Wala met à la disposition des populations non bancarisées une plateforme de services financiers basée sur la technologie du Blockchain. Ces services incluent le transfert d’argent international gratuit, l’achat de crédit téléphonique, le paiement de factures et la circulation d’une nouvelle monnaie virtuelle.

Wala fut choisie parmi la liste des 10 start-ups africaines finalistes de l’édition 2018 qui étaient présentes lors du Sommet Open Mic Africa, lequel regroupa plus de 200 entrepreneurs africains et investisseurs autour d’une série d’activités dont un hackathon basé sur le modèle MIT. Wala remporte $100 000 et les sociétés Tulaa (Kenya) et RecyclePoints (Nigeria) remportent chacune $30 000.

Les sept autres finalistes, qui ont reçu une enveloppe de $5 000 chacune, sont Apollo Agriculture (https://ApolloAgriculture.com/) (Kenya), Bidhaa Sasa (http://www.Bidhaa.co.ke/) (Kenya), FarmDrive (https://FarmDrive.co.ke/) (Kenya), Farmerline (https://Farmerline.co/) (Ghana), LanteOTC (https://LanteOTC.com/) (Afrique du Sud), MaTontine (http://MaTontine.com/en/) (Sénégal), et OZÉ (https://www.OZE.guru/) (Ghana). La société sénégalaise MaTontine est la seule société de l’Afrique francophone primée lors de la cérémonie.

Le Centre Legatum du MIT prévoit de discerner un prix spécial d’une valeur de $5 000 à un jeune entrepreneur africain qui se sera démontré par ses efforts à unir et à supporter l’écosystème africain. Ce prix spécial sera annoncé à la fin de l’année à Boston.

« Les sociétés innovantes tels que Wala et les autres finalistes du Prix Zambezi sont des piliers de l’entrepreneuriat africain qui permettent de développer une économie inclusive », s’est exprimée Mme Georgina Campbell Flatter, la directrice exécutrice du Centre Legatum du MIT.

« Nous sommes très fiers de supporter le Prix Zambezi », s’est félicitée Mme Ann Miles, directrice du Thought Leadership et de l’Innovation de la Mastercard Foundation. « Ce prix met en valeur la créativité et le talent des jeunes africains, ainsi que leur approche unique pour supporter l’inclusion financière. Leur travail a un impact réel sur la vie des populations défavorisées du continent africain ».

Tous les finalistes seront invités à un séminaire du MIT sur le leadership à Boston lors du gala international du MIT Inclusive Innovation Challenge (https://www.MITInclusiveInnovation.com/) (MIT IIC). En tant que Premier Lauréat du Prix Zambezi, Wala remporte également la première place du MIT IIC dans la catégorie Inclusion Financière.  Wala rejoint ainsi trois autres sociétés africaines pour représenter l’Afrique lors du gala international et compétira pour le grand prix global d’une valeur de 1 million de dollars. L’événement IIC fait partie de l’initiative du MIT pour l’économie digitale (http://IDE.mit.edu/) et, avec les projets du Centre Legatum, des exemples de l’engagement du MIT au niveau mondial pour l’avenir du travail (http://bit.ly/2PmrL46).

Les anciens finalistes du Prix Zambezi incluent Kifiya (http://www.Kifiya.com/), PlusPeople (http://www.PlusPeople.co.ke/), MFS Africa (http://MFSAfrica.com/), Tugende (https://www.goTugende.com/), Chamasoft (https://Chamasoft.com/), Nomanini (https://www.Nomanini.com/), First Access (https://www.FirstaAccess.co/), AgriLife, M-Changa (http://Changa.co.ke/), et mJara (http://www.mJara.com/en/index.html).

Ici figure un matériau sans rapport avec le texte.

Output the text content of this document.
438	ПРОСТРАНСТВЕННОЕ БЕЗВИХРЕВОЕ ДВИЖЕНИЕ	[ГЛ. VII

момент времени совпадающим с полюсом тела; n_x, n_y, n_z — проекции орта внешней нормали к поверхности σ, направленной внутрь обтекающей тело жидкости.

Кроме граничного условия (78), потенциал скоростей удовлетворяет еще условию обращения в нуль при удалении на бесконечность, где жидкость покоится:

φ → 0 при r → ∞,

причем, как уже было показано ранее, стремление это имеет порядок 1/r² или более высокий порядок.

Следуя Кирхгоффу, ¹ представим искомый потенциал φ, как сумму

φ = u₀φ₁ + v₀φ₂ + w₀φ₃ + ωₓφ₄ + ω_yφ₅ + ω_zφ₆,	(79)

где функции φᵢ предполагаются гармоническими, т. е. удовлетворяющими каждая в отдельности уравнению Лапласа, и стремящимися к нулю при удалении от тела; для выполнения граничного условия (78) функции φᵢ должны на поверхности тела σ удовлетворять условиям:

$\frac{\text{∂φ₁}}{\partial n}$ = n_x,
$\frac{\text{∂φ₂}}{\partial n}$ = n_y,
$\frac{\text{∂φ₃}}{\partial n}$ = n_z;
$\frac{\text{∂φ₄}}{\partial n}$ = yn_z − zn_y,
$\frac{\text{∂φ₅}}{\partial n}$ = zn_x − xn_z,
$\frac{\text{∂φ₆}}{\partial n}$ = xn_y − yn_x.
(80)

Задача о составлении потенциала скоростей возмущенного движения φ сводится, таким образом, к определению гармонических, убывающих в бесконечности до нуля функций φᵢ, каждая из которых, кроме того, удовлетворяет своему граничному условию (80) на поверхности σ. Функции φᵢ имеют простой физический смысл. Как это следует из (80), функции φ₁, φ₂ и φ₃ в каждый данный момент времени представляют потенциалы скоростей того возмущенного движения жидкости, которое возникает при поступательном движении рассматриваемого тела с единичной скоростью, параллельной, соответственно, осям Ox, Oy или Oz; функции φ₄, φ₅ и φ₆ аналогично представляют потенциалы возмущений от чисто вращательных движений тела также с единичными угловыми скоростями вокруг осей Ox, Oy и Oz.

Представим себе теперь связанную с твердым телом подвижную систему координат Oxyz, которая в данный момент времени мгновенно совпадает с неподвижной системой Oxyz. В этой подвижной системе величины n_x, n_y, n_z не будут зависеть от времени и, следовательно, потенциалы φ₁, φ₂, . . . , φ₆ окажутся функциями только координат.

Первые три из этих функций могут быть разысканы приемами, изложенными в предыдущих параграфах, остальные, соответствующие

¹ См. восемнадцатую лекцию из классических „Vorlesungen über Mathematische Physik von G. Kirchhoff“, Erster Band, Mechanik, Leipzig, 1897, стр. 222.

Le Prix Zambezi et le sommet Open Mic Africa sont des piliers de la stratégie africaine du Centre Legatum – une vision mondiale pour exploiter l’écosystème du MIT et améliorer les conditions de vie grâce à un leadership entrepreneurial de principe. La stratégie du Centre Legatum est également une composante essentielle de MIT-Africa – l’initiative qui englobe la priorité du MIT de collaborer avec le continent au niveau mondial.

Ali Diallo, le Global Programs Manager du MIT, a tenu à féliciter l’esprit de collaboration qui a permis d’exécuter les initiatives panafricaines du MIT telle que le Sommet Open Mic Africa, le MIT IIC, et le Prix Zambezi. « Nous sommes très reconnaissants envers nos partenaires internationaux, les membres du board du Prix Zambezi et les leaders qui ont servis de juges à nos compétitions. Leur dévouement à l’entrepreneuriat nous a permis de découvrir et d’honorer une nouvelle génération d’innovateurs ».

Pour plus d’information à propos du Prix MIT Zambezi et de la strategie du MIT pour supporter l’entrepreneuriat en Afrique, visitez http://www.zambezi.mit.edu/ ou contactez Ali Diallo et le Centre Legatum du MIT à l’adresse info@zambezi.mit.edu.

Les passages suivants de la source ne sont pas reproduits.